Critical reading of Watson and Rayner's (1920) report reveals little evidence either that Albert developed a rat phobia or even that animals consistently evoked his fear (or anxiety) during Watson and Rayner's experiment. It may be useful for modern learning theorists to see how the Albert study prompted subsequent research ... but it seems time, finally, to place the Watson and Rayner data in the category of "interesting but uninterpretable" results.

It is difficult to be certain exactly what happened during the Little Albert experiment since concrete evidence and scientific records are lacking. Though a film was shot during the experiment, textbooks interpret the movie differently. Various sources give contradicting accounts of events that took place and they raise questions about exactly what stimuli were used, which stimuli the baby came to fear, and what happened to the child after the experiment. It was said that most textbooks "suffer from inaccuracies of various degrees" while referring to Watson and Rayner's study.
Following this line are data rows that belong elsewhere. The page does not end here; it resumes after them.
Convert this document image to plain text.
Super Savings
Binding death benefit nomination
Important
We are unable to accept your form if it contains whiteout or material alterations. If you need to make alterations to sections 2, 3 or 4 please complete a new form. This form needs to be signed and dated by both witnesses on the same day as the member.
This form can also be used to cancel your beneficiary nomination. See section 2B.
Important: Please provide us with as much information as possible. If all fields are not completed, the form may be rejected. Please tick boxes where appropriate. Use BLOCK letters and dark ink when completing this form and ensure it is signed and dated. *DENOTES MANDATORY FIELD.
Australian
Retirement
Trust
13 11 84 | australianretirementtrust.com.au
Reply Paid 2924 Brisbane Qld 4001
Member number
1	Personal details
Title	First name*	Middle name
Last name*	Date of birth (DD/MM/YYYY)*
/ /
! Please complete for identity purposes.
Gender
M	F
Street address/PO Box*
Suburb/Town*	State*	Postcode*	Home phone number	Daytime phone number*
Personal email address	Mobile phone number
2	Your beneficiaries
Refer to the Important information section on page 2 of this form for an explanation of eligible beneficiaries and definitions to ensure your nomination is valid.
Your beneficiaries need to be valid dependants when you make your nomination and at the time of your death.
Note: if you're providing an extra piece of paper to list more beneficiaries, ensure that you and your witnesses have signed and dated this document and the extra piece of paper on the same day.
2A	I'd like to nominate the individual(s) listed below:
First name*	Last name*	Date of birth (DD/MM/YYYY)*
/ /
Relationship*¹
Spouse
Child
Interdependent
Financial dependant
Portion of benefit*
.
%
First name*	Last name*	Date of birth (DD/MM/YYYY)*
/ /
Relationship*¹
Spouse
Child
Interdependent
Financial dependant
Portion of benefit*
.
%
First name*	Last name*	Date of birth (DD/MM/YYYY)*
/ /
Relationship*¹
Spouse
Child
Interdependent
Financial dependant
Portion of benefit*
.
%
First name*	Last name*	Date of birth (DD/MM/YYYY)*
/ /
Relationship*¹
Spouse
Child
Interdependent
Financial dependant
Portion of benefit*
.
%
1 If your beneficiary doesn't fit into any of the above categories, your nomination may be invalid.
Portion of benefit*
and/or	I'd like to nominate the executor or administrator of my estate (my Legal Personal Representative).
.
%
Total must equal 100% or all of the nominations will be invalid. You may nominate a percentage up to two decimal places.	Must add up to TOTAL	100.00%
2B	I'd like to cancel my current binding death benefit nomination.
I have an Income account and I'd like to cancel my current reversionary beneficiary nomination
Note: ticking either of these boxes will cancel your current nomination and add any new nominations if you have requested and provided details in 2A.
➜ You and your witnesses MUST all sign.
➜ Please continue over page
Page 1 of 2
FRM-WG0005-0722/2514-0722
Texts often misrepresent, exaggerate, or minimize the range of Albert's post-conditioning fears.

Other criticisms concern the health of the child. It has been alleged that his name was Douglas Merritte and that he was not a "healthy", "normal" infant as claimed in the study, but one who was very ill and had exhibited symptoms of hydrocephalus since birth—according to relatives he never learned to walk or talk later in life. The child would purportedly die five years after the experiment due to complications from the congenital disease. It is stated that the study's authors were aware of the child's severe cognitive deficit, abnormal behavior, and unusually frequent crying, but continued to terrify the sick infant and generalize their findings to healthy infants, an act criticized as academic fraud. These accusations were rejected by other articles in the same journals that published the initial claims. The authors rejecting the "sick baby" claim stated that the child was actually William (called Albert by his family) Barger, and that the child was, in fact, healthy.